Parece que apela ao não neste referendo, como não poderia deixar de ser pois caso contrário cairia definitivamente a máscara que o conduziu ao poder, mas deixo aqui algumas interrogações. O que acontecerá se o sim ganhar? Demitir-se-á o governo? Prosseguirá a austeridade ou entregará essa tarefa aos outros que o antecederam? Com que premissas é que afinal foi eleito?

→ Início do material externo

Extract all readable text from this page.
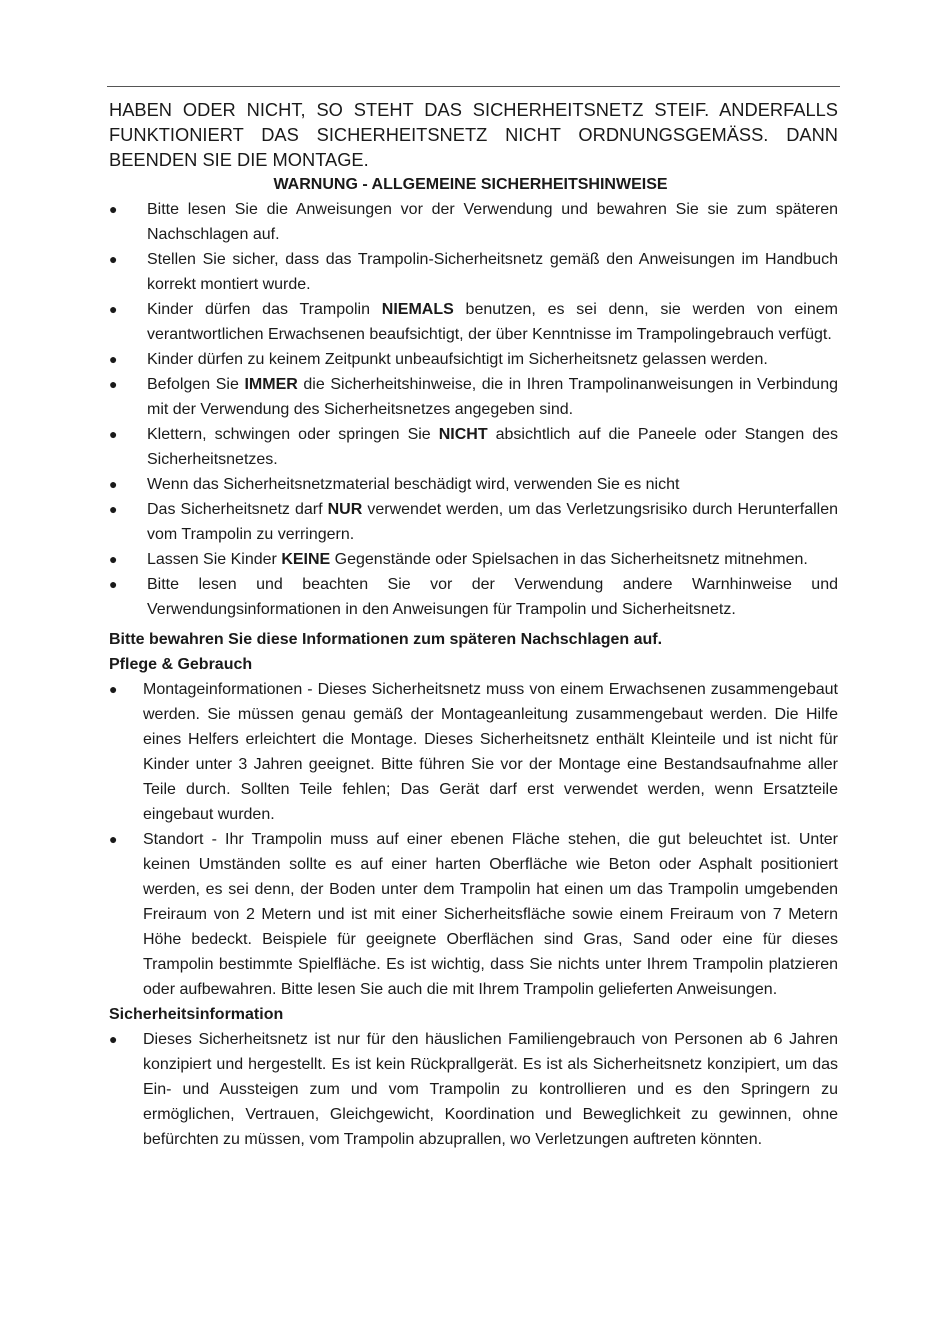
HABEN ODER NICHT, SO STEHT DAS SICHERHEITSNETZ STEIF. ANDERFALLS FUNKTIONIERT DAS SICHERHEITSNETZ NICHT ORDNUNGSGEMÄSS. DANN BEENDEN SIE DIE MONTAGE.

WARNUNG - ALLGEMEINE SICHERHEITSHINWEISE

● Bitte lesen Sie die Anweisungen vor der Verwendung und bewahren Sie sie zum späteren Nachschlagen auf.
● Stellen Sie sicher, dass das Trampolin-Sicherheitsnetz gemäß den Anweisungen im Handbuch korrekt montiert wurde.
● Kinder dürfen das Trampolin NIEMALS benutzen, es sei denn, sie werden von einem verantwortlichen Erwachsenen beaufsichtigt, der über Kenntnisse im Trampolingebrauch verfügt.
● Kinder dürfen zu keinem Zeitpunkt unbeaufsichtigt im Sicherheitsnetz gelassen werden.
● Befolgen Sie IMMER die Sicherheitshinweise, die in Ihren Trampolinanweisungen in Verbindung mit der Verwendung des Sicherheitsnetzes angegeben sind.
● Klettern, schwingen oder springen Sie NICHT absichtlich auf die Paneele oder Stangen des Sicherheitsnetzes.
● Wenn das Sicherheitsnetzmaterial beschädigt wird, verwenden Sie es nicht
● Das Sicherheitsnetz darf NUR verwendet werden, um das Verletzungsrisiko durch Herunterfallen vom Trampolin zu verringern.
● Lassen Sie Kinder KEINE Gegenstände oder Spielsachen in das Sicherheitsnetz mitnehmen.
● Bitte lesen und beachten Sie vor der Verwendung andere Warnhinweise und Verwendungsinformationen in den Anweisungen für Trampolin und Sicherheitsnetz.

Bitte bewahren Sie diese Informationen zum späteren Nachschlagen auf.

Pflege & Gebrauch

● Montageinformationen - Dieses Sicherheitsnetz muss von einem Erwachsenen zusammengebaut werden. Sie müssen genau gemäß der Montageanleitung zusammengebaut werden. Die Hilfe eines Helfers erleichtert die Montage. Dieses Sicherheitsnetz enthält Kleinteile und ist nicht für Kinder unter 3 Jahren geeignet. Bitte führen Sie vor der Montage eine Bestandsaufnahme aller Teile durch. Sollten Teile fehlen; Das Gerät darf erst verwendet werden, wenn Ersatzteile eingebaut wurden.
● Standort - Ihr Trampolin muss auf einer ebenen Fläche stehen, die gut beleuchtet ist. Unter keinen Umständen sollte es auf einer harten Oberfläche wie Beton oder Asphalt positioniert werden, es sei denn, der Boden unter dem Trampolin hat einen um das Trampolin umgebenden Freiraum von 2 Metern und ist mit einer Sicherheitsfläche sowie einem Freiraum von 7 Metern Höhe bedeckt. Beispiele für geeignete Oberflächen sind Gras, Sand oder eine für dieses Trampolin bestimmte Spielfläche. Es ist wichtig, dass Sie nichts unter Ihrem Trampolin platzieren oder aufbewahren. Bitte lesen Sie auch die mit Ihrem Trampolin gelieferten Anweisungen.

Sicherheitsinformation

● Dieses Sicherheitsnetz ist nur für den häuslichen Familiengebrauch von Personen ab 6 Jahren konzipiert und hergestellt. Es ist kein Rückprallgerät. Es ist als Sicherheitsnetz konzipiert, um das Ein- und Aussteigen zum und vom Trampolin zu kontrollieren und es den Springern zu ermöglichen, Vertrauen, Gleichgewicht, Koordination und Beweglichkeit zu gewinnen, ohne befürchten zu müssen, vom Trampolin abzuprallen, wo Verletzungen auftreten könnten.
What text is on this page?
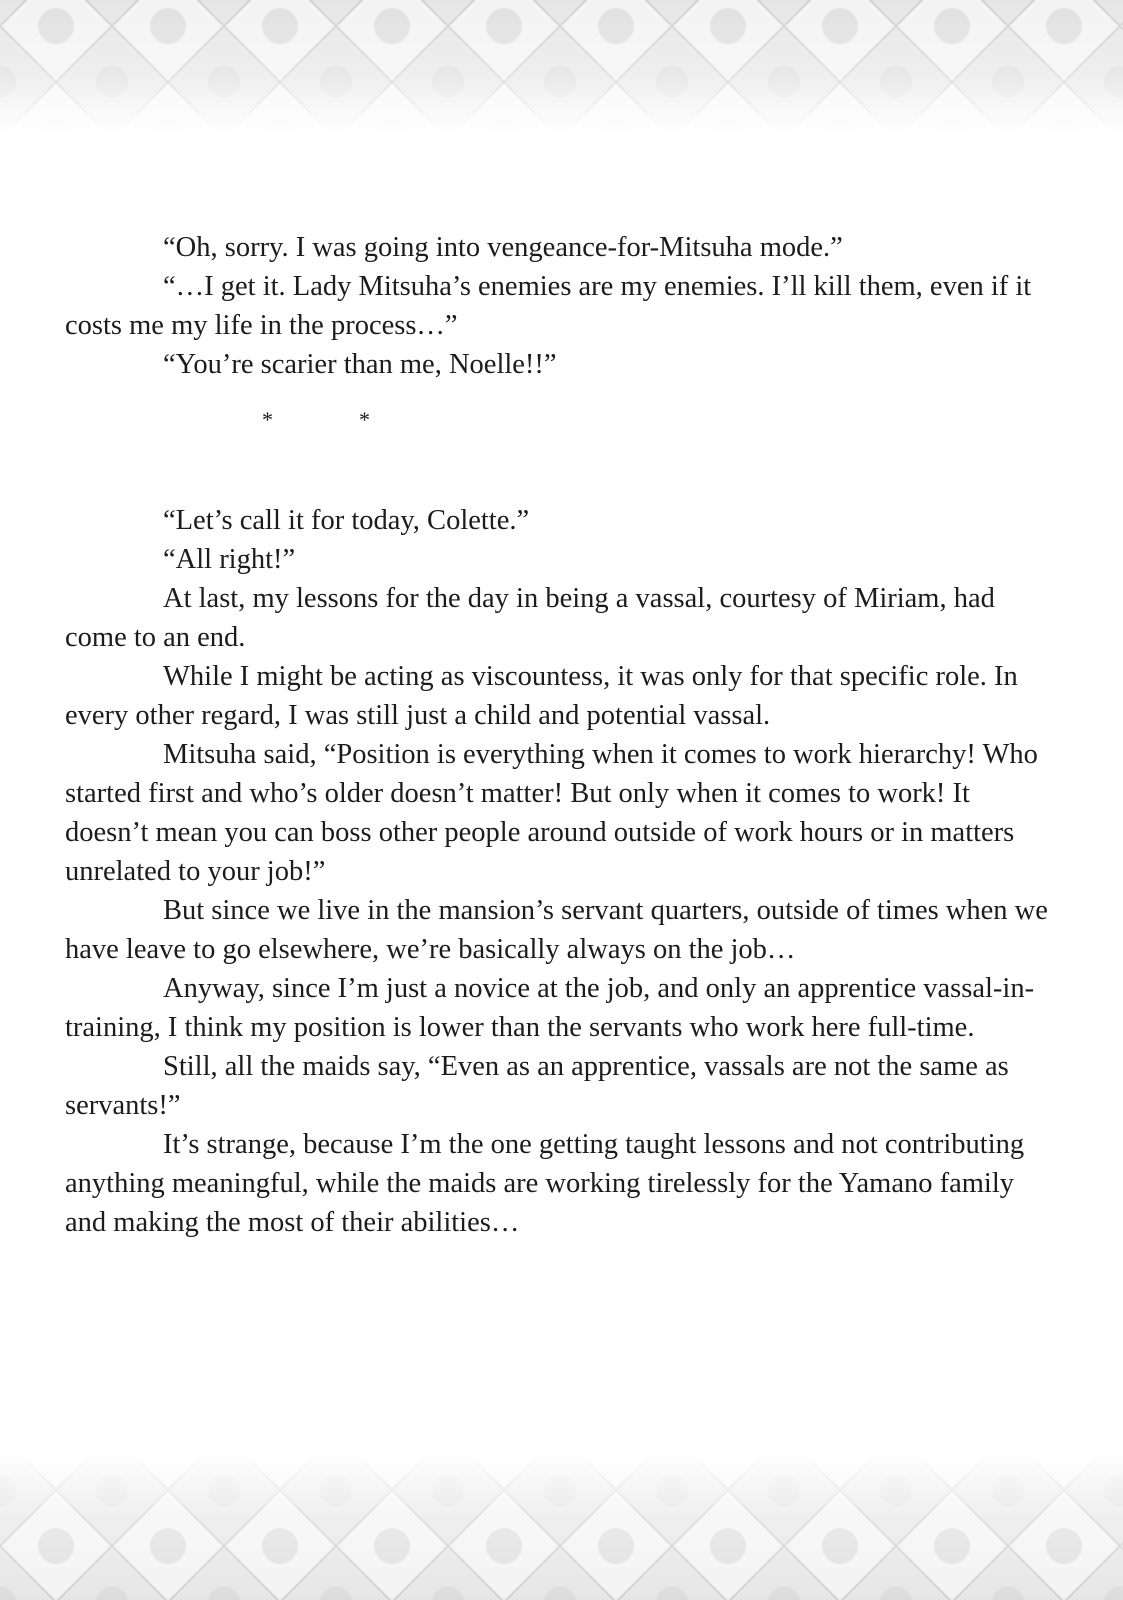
“Oh, sorry. I was going into vengeance-for-Mitsuha mode.”

“…I get it. Lady Mitsuha’s enemies are my enemies. I’ll kill them, even if it costs me my life in the process…”

“You’re scarier than me, Noelle!!”

*	*

“Let’s call it for today, Colette.”

“All right!”

At last, my lessons for the day in being a vassal, courtesy of Miriam, had come to an end.

While I might be acting as viscountess, it was only for that specific role. In every other regard, I was still just a child and potential vassal.

Mitsuha said, “Position is everything when it comes to work hierarchy! Who started first and who’s older doesn’t matter! But only when it comes to work! It doesn’t mean you can boss other people around outside of work hours or in matters unrelated to your job!”

But since we live in the mansion’s servant quarters, outside of times when we have leave to go elsewhere, we’re basically always on the job…

Anyway, since I’m just a novice at the job, and only an apprentice vassal-in-training, I think my position is lower than the servants who work here full-time.

Still, all the maids say, “Even as an apprentice, vassals are not the same as servants!”

It’s strange, because I’m the one getting taught lessons and not contributing anything meaningful, while the maids are working tirelessly for the Yamano family and making the most of their abilities…
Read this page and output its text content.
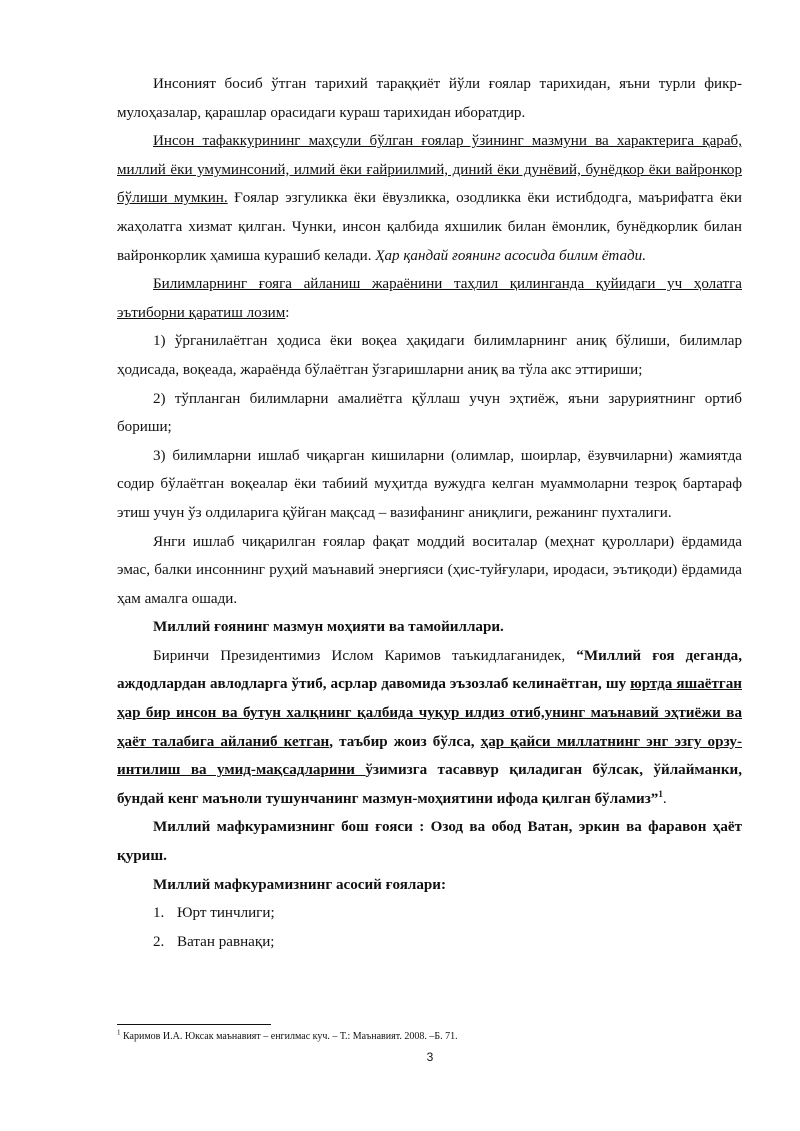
Инсоният босиб ўтган тарихий тараққиёт йўли ғоялар тарихидан, яъни турли фикр-мулоҳазалар, қарашлар орасидаги кураш тарихидан иборатдир.

Инсон тафаккурининг маҳсули бўлган ғоялар ўзининг мазмуни ва характерига қараб, миллий ёки умуминсоний, илмий ёки ғайриилмий, диний ёки дунёвий, бунёдкор ёки вайронкор бўлиши мумкин. Ғоялар эзгуликка ёки ёвузликка, озодликка ёки истибдодга, маърифатга ёки жаҳолатга хизмат қилган. Чунки, инсон қалбида яхшилик билан ёмонлик, бунёдкорлик билан вайронкорлик ҳамиша курашиб келади. Ҳар қандай ғоянинг асосида билим ётади.

Билимларнинг ғояга айланиш жараёнини таҳлил қилинганда қуйидаги уч ҳолатга эътиборни қаратиш лозим:

1) ўрганилаётган ҳодиса ёки воқеа ҳақидаги билимларнинг аниқ бўлиши, билимлар ҳодисада, воқеада, жараёнда бўлаётган ўзгаришларни аниқ ва тўла акс эттириши;

2) тўпланган билимларни амалиётга қўллаш учун эҳтиёж, яъни заруриятнинг ортиб бориши;

3) билимларни ишлаб чиқарган кишиларни (олимлар, шоирлар, ёзувчиларни) жамиятда содир бўлаётган воқеалар ёки табиий муҳитда вужудга келган муаммоларни тезроқ бартараф этиш учун ўз олдиларига қўйган мақсад – вазифанинг аниқлиги, режанинг пухталиги.

Янги ишлаб чиқарилган ғоялар фақат моддий воситалар (меҳнат қуроллари) ёрдамида эмас, балки инсоннинг руҳий маънавий энергияси (ҳис-туйғулари, иродаси, эътиқоди) ёрдамида ҳам амалга ошади.

Миллий ғоянинг мазмун моҳияти ва тамойиллари.

Биринчи Президентимиз Ислом Каримов таъкидлаганидек, “Миллий ғоя деганда, аждодлардан авлодларга ўтиб, асрлар давомида эъзозлаб келинаётган, шу юртда яшаётган ҳар бир инсон ва бутун халқнинг қалбида чуқур илдиз отиб,унинг маънавий эҳтиёжи ва ҳаёт талабига айланиб кетган, таъбир жоиз бўлса, ҳар қайси миллатнинг энг эзгу орзу-интилиш ва умид-мақсадларини ўзимизга тасаввур қиладиган бўлсак, ўйлайманки, бундай кенг маъноли тушунчанинг мазмун-моҳиятини ифода қилган бўламиз”$^1$.

Миллий мафкурамизнинг бош ғояси : Озод ва обод Ватан, эркин ва фаравон ҳаёт қуриш.

Миллий мафкурамизнинг асосий ғоялари:

1. Юрт тинчлиги;
2. Ватан равнақи;
$^1$ Каримов И.А. Юксак маънавият – енгилмас куч. – Т.: Маънавият. 2008. –Б. 71.
3
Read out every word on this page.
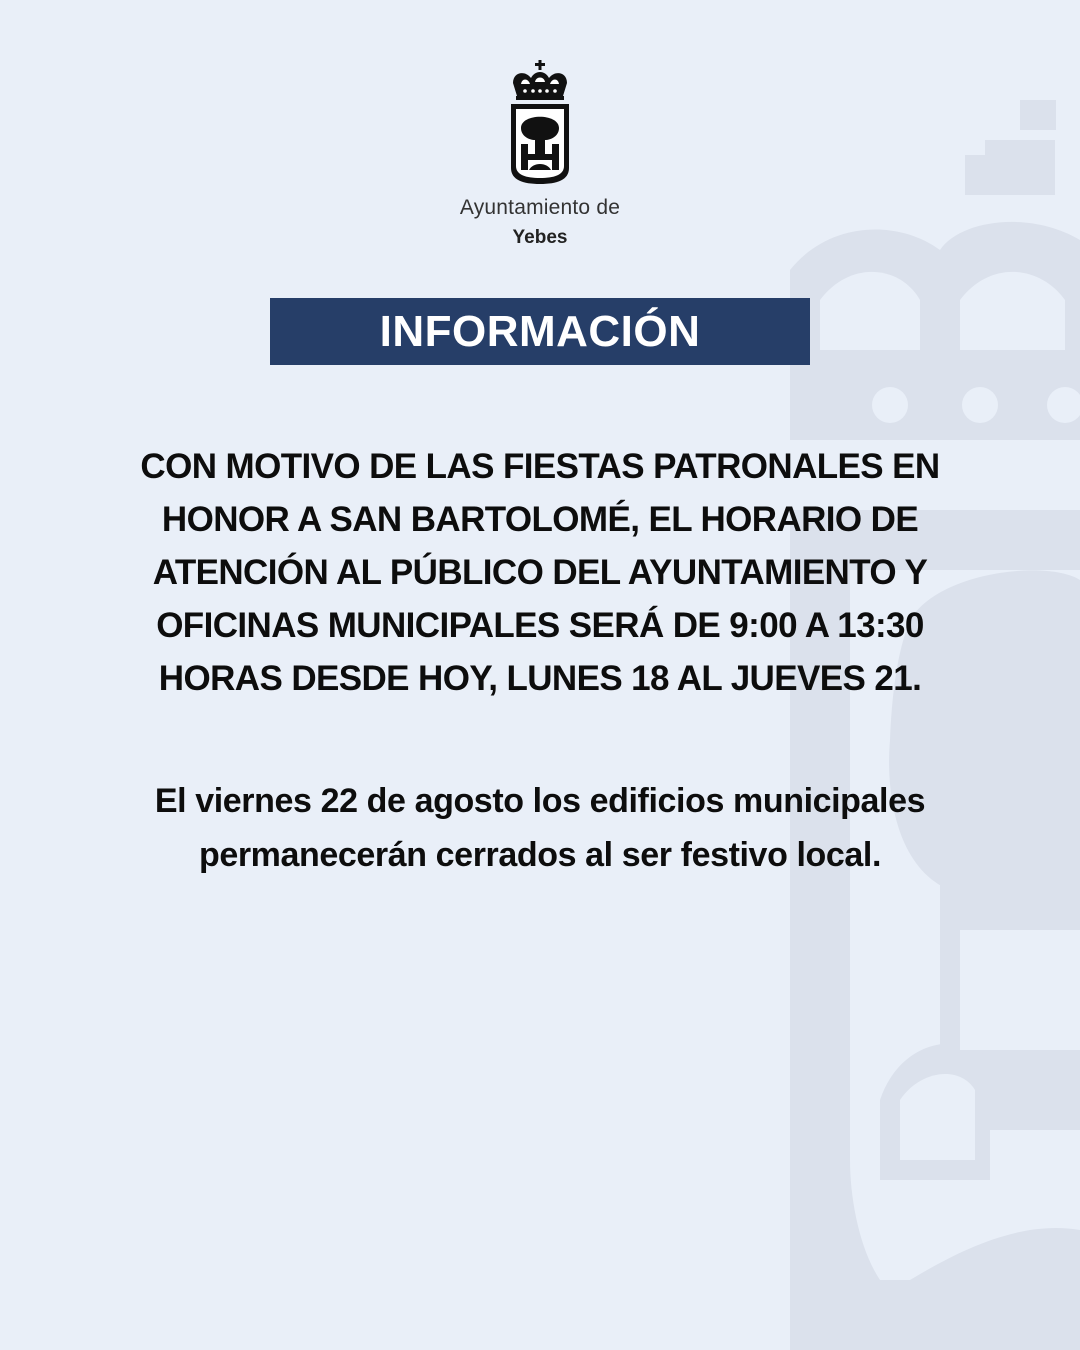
Ayuntamiento de
Yebes
INFORMACIÓN
CON MOTIVO DE LAS FIESTAS PATRONALES EN
HONOR A SAN BARTOLOMÉ, EL HORARIO DE
ATENCIÓN AL PÚBLICO DEL AYUNTAMIENTO Y
OFICINAS MUNICIPALES SERÁ DE 9:00 A 13:30
HORAS DESDE HOY, LUNES 18 AL JUEVES 21.
El viernes 22 de agosto los edificios municipales
permanecerán cerrados al ser festivo local.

Não existe aqui, nesta crítica, qualquer incongruência da minha parte. Louvo a atitude deste governo em fazer o que mais nenhum país europeu fez e o que poucos mundialmente fizeram: negociar perante as instituições internacionais de abutres. Louvo e continuarei a louvar. Trata-se de uma atitude patriota que qualquer governo patriota tomaria independentemente do seu posicionamento político. Entendo, porém, que este governo, suportado numa coligação entre partidos antípodas, revela-se ideologicamente esvaziado. Mediaticamente opõe-se à austeridade alemã mas perdurou, meses a fio, na procura de um acordo de financiamento. Por que acordo esperava afinal? Não se percebe muito bem qual o fim que este governo grego procurava. Ao mesmo tempo diz não querer sair deste euro que asfixia a Grécia e que é o principal responsável pela dimensão da sua dívida. Com efeito, em nenhum momento rasgou nem com esta moeda, nem com os parceiros europeus que, ao invés de apoiarem a Grécia, ofendem-na, achincalham-na e humilham-na em pleno processo negocial numa base diária. Não se percebe qual é o plano.
O Syriza é o representante desta “nova” esquerda, que noutros países tem nomes diferentes, que é lesta e assertiva no diagnóstico aos problemas do capitalismo, e com o qual todos nós, os de esquerda, concordamos, mas depois, quando lhe é concedida a oportunidade de tomar o destino dos seus povos em mãos, não sabe bem o que fazer. Tem medo das experiências do comunismo e do seu legado e rejeita-as dogmaticamente porque receia o que o povo pensará deles se não o fizer mas, nesse processo, cola-se às estruturas do capitalismo, às estruturas de consolidação do poder burguês que governa as sociedades. Esta esquerda não sabe o que fazer, nem sabe bem o que quer, não sabe por onde caminhar e, por isso mesmo, dá um mau nome à esquerda, isto é, concorre para a sua difamação e para o alimentar dos chavões cuspidos desde o outro lado.
Falta bagagem a esta esquerda. Falta-lhe passado. Falta-lhe compreensão histórica e entendimento. Falta-lhe fazer as pazes com a história para poder corrigir os erros cometidos e poder trilhar um caminho desconhecido mas a passos sólidos. Falta-lhe futuro.